Power dynamics are why public silence trumped private outrage despite years of whispers that Filner was harassing women.
“Make no mistake about it, Bob Filner — notwithstanding his current situation — has a lot of power in this community,” attorney Bob Ottilie said. “He has the ability to impact a whole lot of people’s interests.”
Many now say Filner abused that power with the help of key players. Union and Democratic Party leaders ignored the alleged harassment for years because they liked Filner’s progressive agenda, so did others who stood to gain.
“Anybody that’s going to be on a trade mission with the mayor presumably perceives themselves as on the inside,” Ottilie said. “They don’t want to do anything at all to harm that position. So you see something wrong and you look the other way because it’s Bob. It’s the mayor. That’s the way people operate that are close to the center of political power. It’s not necessarily a pretty thing to see in politics.”
The same may apply to Filner’s staffers. Former congressional aide Laura Fink documented Filner’s alleged inappropriate touching in an 2005 email to the then congressman and his aide Tony Buckles. He was recently brought in to city hall as Filner’s chief of staff after the sexual harassment scandal broke but Buckles left the post soon after Fink shared her story publicly.

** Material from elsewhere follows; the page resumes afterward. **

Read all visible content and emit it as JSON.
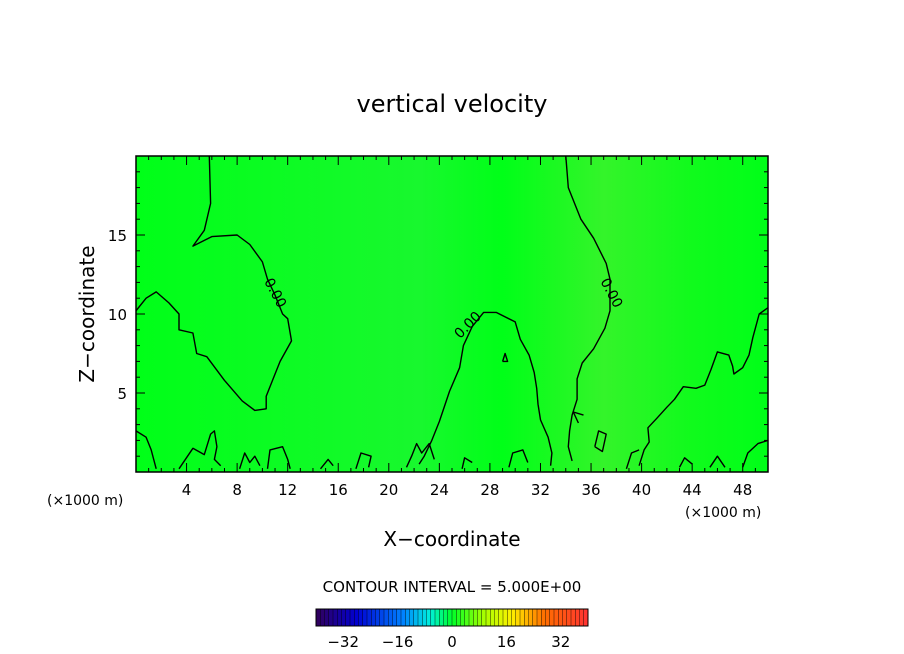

But San Diego Mesa College political science professor Carl Luna said because aides depend on Filner for their own power, morality can take a back seat to self-interest, loyalty and fear.

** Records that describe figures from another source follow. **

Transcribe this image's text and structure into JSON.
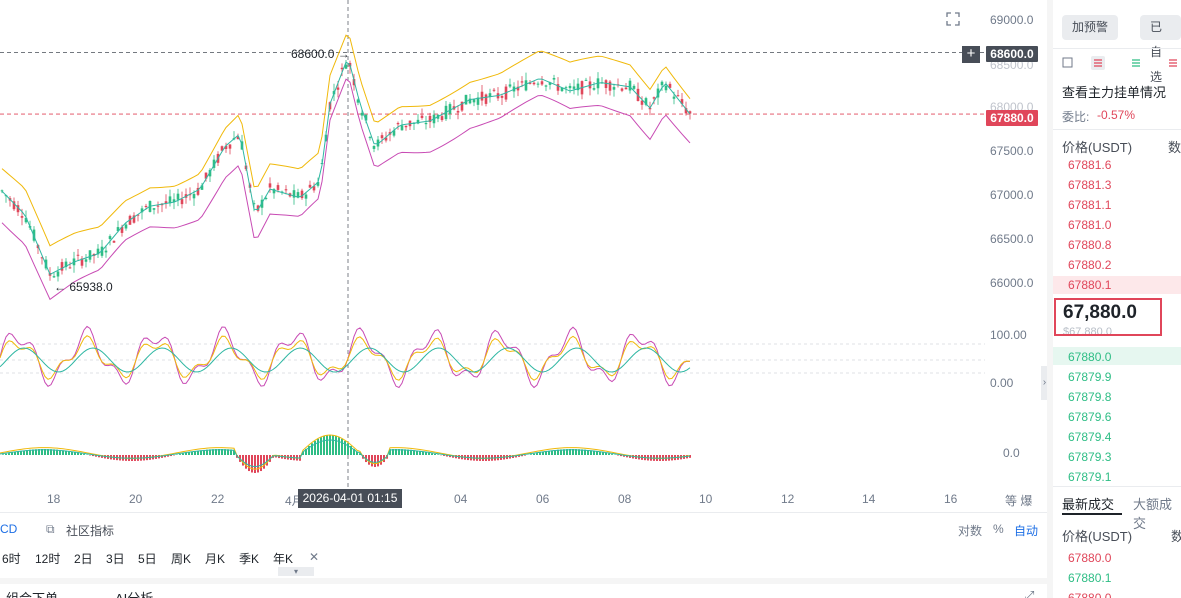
{
  "chart": {
    "y_axis_labels": [
      "69000.0",
      "67500.0",
      "67000.0",
      "66500.0",
      "66000.0"
    ],
    "y_axis_labels_faded": [
      "68500.0",
      "68000.0"
    ],
    "x_axis_labels": [
      "18",
      "20",
      "22",
      "4月",
      "04",
      "06",
      "08",
      "10",
      "12",
      "14",
      "16"
    ],
    "high_marker": "68600.0",
    "low_marker": "65938.0",
    "high_tag": "68600.0",
    "last_price_tag": "67880.0",
    "crosshair_time": "2026-04-01 01:15",
    "kdj_axis": [
      "100.00",
      "0.00"
    ],
    "macd_axis": "0.0",
    "plus_label": "+",
    "right_tools": "等  爆",
    "colors": {
      "up": "#2ebd85",
      "down": "#e0465a",
      "upper": "#f0b90b",
      "lower": "#c84bb4",
      "mid": "#2fb7a3"
    }
  },
  "indicator_bar": {
    "macd_tail": "CD",
    "community_label": "社区指标",
    "scale_options": [
      "对数",
      "%",
      "自动"
    ]
  },
  "intervals": [
    "6时",
    "12时",
    "2日",
    "3日",
    "5日",
    "周K",
    "月K",
    "季K",
    "年K",
    "✕"
  ],
  "bottom_tabs": [
    "组合下单",
    "AI分析"
  ],
  "right_panel": {
    "buttons": [
      "加预警",
      "已自选"
    ],
    "depth_title": "查看主力挂单情况",
    "ratio_label": "委比:",
    "ratio_value": "-0.57%",
    "price_header": "价格(USDT)",
    "qty_header_clip": "数",
    "asks": [
      "67881.6",
      "67881.3",
      "67881.1",
      "67881.0",
      "67880.8",
      "67880.2",
      "67880.1"
    ],
    "last_price": "67,880.0",
    "last_price_sub": "$67,880.0",
    "bids": [
      "67880.0",
      "67879.9",
      "67879.8",
      "67879.6",
      "67879.4",
      "67879.3",
      "67879.1"
    ],
    "trades_tab_active": "最新成交",
    "trades_tab_other": "大额成交",
    "trades_price_header": "价格(USDT)",
    "trades_qty_clip": "数",
    "trades": [
      "67880.0",
      "67880.1",
      "67880.0"
    ]
  },
  "chart_data": {
    "type": "candlestick",
    "series": [
      {
        "name": "price",
        "y_range": [
          65700,
          69100
        ],
        "open": 66800,
        "close": 67880,
        "high": 68600,
        "low": 65938
      }
    ]
  }
}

“If your boss goes down, you go down, so it’s not unsurprising when staff cover up or at least turn a very blind eye to malfeasance by their bosses,” Luna said.
At a staff meeting in June, Filner reportedly asked former communications director Irene McCormack Jackson to offer up an example of his mistreatment of city employees. She reminded him in the presence of other city employees that he had told her she would work better without her underwear. The exchange took place at a staff meeting. McCormack Jackson has since sued the city and Filner alleging sexual harassment.
And McCormack Jackson’s attorney Gloria Allred said there’s reason to believe that Filner lorded his power over others.
“In one occasion, she told him to leave her office immediately, he responded with he was the mayor and he could be whereever he wanted,” Allred said.
Luna said the sexual harassment scandal also reveals that society may not have advanced very far from the Mad Men-era of the 1960s.
“Men today still seem to be in a frat boy culture that says, 'Hey, we can get away with this.’ They have to start changing because women are becoming more powerful, more open to the public and men are going to be held accountable increasingly. Bob Filner’s the poster child for ‘don’t do this anymore, men of America,” Luna said.
Some aides have left Filner. Vince Hall quit as chief of staff after the harassment allegations against the mayor became public. He’s described himself as a lifelong activist for women’s rights and equality.
College administrator Lisa Curtin, another of the nine women who’ve publicly accuse Finer of unwanted advances, said she wishes she hadn’t waited two years before telling her story.
But she believes those who kept silent about Filner’s alleged misconduct enabled him and failed women.
“They’ve seen it. They thought it was funny and they supported keeping it secret. I think it says there’s a lot of work that has to be done,“ she said.
Filner’s spokeswoman Lena Lewis did not respond to a request for comment.